Undercurrent
The litany of my day is very simple:
it’s okay
it’s okay
If I say it a million times
I guess I need to
it’s okay
it’s okay
If I can’t fall asleep at bedtime, it’s okay
It’s okay if I’m sleeping late to compensate
or if I’m tired from a night of wakeful worry
it’s okay
it’s okay
I soothe, I excuse
from dawn to dark, and then some
I look for the joys to be found in little things
and they are there
things for which I can’t help being grateful
sharing a poem, day lilies in bloom
birch trees with quiet leaves that rustle gentle
eating my breakfast oatmeal on the deck,
watching a house wren splashing in the bird bath
but as I enjoy, there’s still that steady whisper
it’s okay
it’s okay
I limit exposure to news of the pandemic,
search out the science, leave out most of the rest.
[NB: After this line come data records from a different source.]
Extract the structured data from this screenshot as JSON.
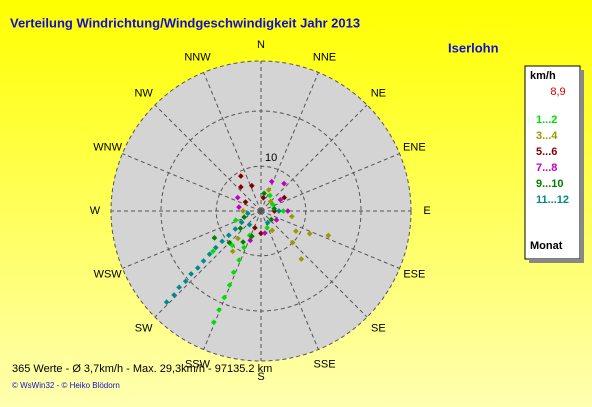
{
  "chart_data": {
    "type": "polar_scatter",
    "title": "Verteilung Windrichtung/Windgeschwindigkeit  Jahr 2013",
    "location": "Iserlohn",
    "directions": [
      "N",
      "NNE",
      "NE",
      "ENE",
      "E",
      "ESE",
      "SE",
      "SSE",
      "S",
      "SSW",
      "SW",
      "WSW",
      "W",
      "WNW",
      "NW",
      "NNW"
    ],
    "rlim": [
      0,
      33.5
    ],
    "rticks": [
      10
    ],
    "legend_title": "km/h",
    "legend_note": "8,9",
    "legend_footer": "Monat",
    "series": [
      {
        "name": "1...2",
        "color": "#00e000",
        "x": [
          205,
          205,
          204,
          204,
          203,
          203,
          203,
          203,
          30,
          60,
          90,
          160,
          250,
          220,
          230
        ],
        "values": [
          6,
          9,
          12,
          15,
          18,
          21,
          24,
          27,
          4,
          3,
          5,
          4,
          6,
          10,
          14
        ]
      },
      {
        "name": "3...4",
        "color": "#999900",
        "x": [
          110,
          115,
          120,
          100,
          135,
          140,
          150,
          200,
          215,
          220,
          270,
          20,
          45
        ],
        "values": [
          16,
          12,
          9,
          7,
          10,
          14,
          5,
          6,
          11,
          8,
          4,
          5,
          3
        ]
      },
      {
        "name": "5...6",
        "color": "#800000",
        "x": [
          330,
          320,
          340,
          300,
          180,
          200,
          240,
          90,
          60,
          10
        ],
        "values": [
          9,
          7,
          6,
          4,
          5,
          4,
          5,
          3,
          6,
          3
        ]
      },
      {
        "name": "7...8",
        "color": "#c000c0",
        "x": [
          20,
          40,
          60,
          300,
          280,
          200,
          170,
          120,
          90
        ],
        "values": [
          7,
          8,
          5,
          6,
          5,
          7,
          5,
          4,
          6
        ]
      },
      {
        "name": "9...10",
        "color": "#008000",
        "x": [
          210,
          225,
          240,
          230,
          200,
          250,
          10,
          80,
          130
        ],
        "values": [
          8,
          10,
          12,
          6,
          6,
          4,
          4,
          3,
          3
        ]
      },
      {
        "name": "11...12",
        "color": "#008b8b",
        "x": [
          226,
          226,
          227,
          227,
          228,
          228,
          229,
          230,
          231,
          232,
          233,
          235,
          240,
          260,
          220,
          90,
          150
        ],
        "values": [
          29.3,
          27,
          25,
          23,
          21,
          19,
          17,
          15,
          13,
          11,
          9,
          7,
          5,
          3,
          4,
          4,
          3
        ]
      }
    ],
    "summary": "365 Werte   -   Ø 3,7km/h  -  Max. 29,3km/h   -   97135.2 km",
    "credits": "© WsWin32  -  © Heiko Blödorn"
  }
}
I’d bargain with God for a host of promising outcomes,
but I’m not a believer, so it wouldn’t help
I sing, I bike, I read poems by the bushel
make wonderful meals, day by day by day
serve stories to any with that kind of hunger
but the drumbeat still continues night and day
it’s okay
it’s okay
It’s okay to leave the dishes until later.
It’s okay if the sewing machine declines to work.
It’s okay if the dog barks at a passing neighbor
It’s okay
It’s okay
It’s okay to be nervous, frightened, angry
Okay to be wishful, wistful, wild or sad
It’s okay to push away what I can’t handle
And when all else fails, yes, it’s okay to cry.
It’s okay
It’s okay
~ Kate Lydon Varley
Thanks to a suggestion from my friend Valerie, I have posted this poem of mine.